27
Mayıs
2024
Pazertesi
ANASAYFA

Kürt Açılımının Zamanlaması (1)

1-ŞİMDİ İÇERDE AÇILIM ZAMANI MI?

Doğrusu içerde açılım için siyasi atmosferin pek de uygun olduğu söylenemez. İktidar muhalefet ilişkileri kan davasından öte, akıl ve mantık yoluyla kavranamayacak kadar hastalıklı, hatta kangren vaziyette.

Toplum kültürel yozlaşmaya, yönetsel baskılara ve ekonomik krize bağlı pek çok olumsuzluk içinde… Toplumun yarıdan fazlasının geliri açlık sınırının altında… İnsanlar gülmeyi unutmuş. Televizyonlar felaket tellalları gibi, sesinin en yüksek tonunda sürekli, felaket haberleriyle kulakları sağır etmekte, aralara serpiştirilen paparazzi magazin ve aile sorunlarının tartışıldığı, sansasyon amaçlı haberler bunlara tuz biber ekmekte.

İnsanlara bu olumsuzlukların bu bataklığın içinden çıkmak için, akıl ve bilim bazında yardımcı olmak, bir yol göstermek, şöyle dursun, sürekli hamaset ve milliyetçilik pompalanarak, halk ırklara, mezheplere ve siyasi düşüncelerine göre bölünmelere ve çatışma ortamlarına sürüklenerek, daha büyük felaketlere zemin hazırlanmakta. Hiç kimsenin söylediği ile yaptığı birbirini tutmamakta, kurnaz ve ikiyüzlü politikalarla herkes birbirine kazık atmaya çalışmaktaydı.

Bu pis amaçlara ulaşmak ve halkı bu pisliğin içine çekebilmek için, her alana, her tarafa tuzaklar yerleştirilmekte, her haksızlık ve kötülüğün iyilikmiş gibi gösterilmesi için Amerika’dan propaganda uzmanları getirilmekte ve insanların çirkin yüzünü gizlemek için imaj mühendisliği gibi akla hayale gelmeyecek meslekler icat ediliyordu.

Ama Anadolu insanları, büyük bir sabır ve sağduyu örneği göstererek, bu tahrik ve kışkırtmalara kapılmadan, onca tuzağın arasından, üstelik üstüne saldıran açlık, yokluk ve bunca felaket senaryosunun içinde yine de doğru yolu bulabilmekte ve tuzaklar fazla iş görememektedir.

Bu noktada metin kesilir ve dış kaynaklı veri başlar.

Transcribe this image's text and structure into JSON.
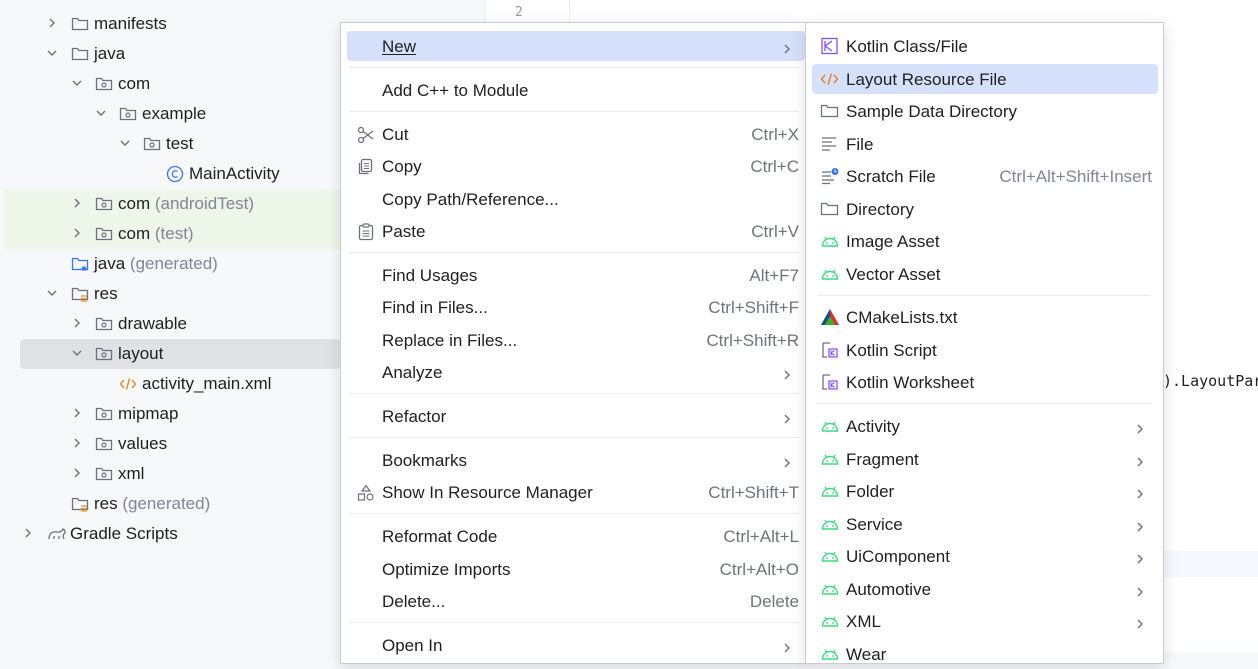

Düşünün ki dünyanın neresinde ve hangi devletinde olursa olsun, hiçbir insan hiçbir halk bu kadar baskıcı, inkârcı ve sorumsuz bir devlet anlayışıyla, aynı özellikleri ondan daha beter taşıyan ve insanları yaşlı genç, kadın bebek ayrımı gözetmeden öldüren bir terör örgütünün korkunç tehditleri karşısında birkaç yıl bile dayanamaz, birbirine girer ve birbirini kırıp geçirirdi.

İşte Anadolu insanının bu insani özelliklerinden dolayı, genlerine kazınan sabır ve sağduyusundan dolayı, her şeyin insanlık dışı olduğu bir ortamda bile, açılım için zamanın elverişli olduğu söylenebilir. Ve bir barış projesi olarak açılım sözcüğü telaffuz edildiği anda, halkın olumlu tepkisi adeta yüzünde bir tebessüm şeklinde belirmiştir.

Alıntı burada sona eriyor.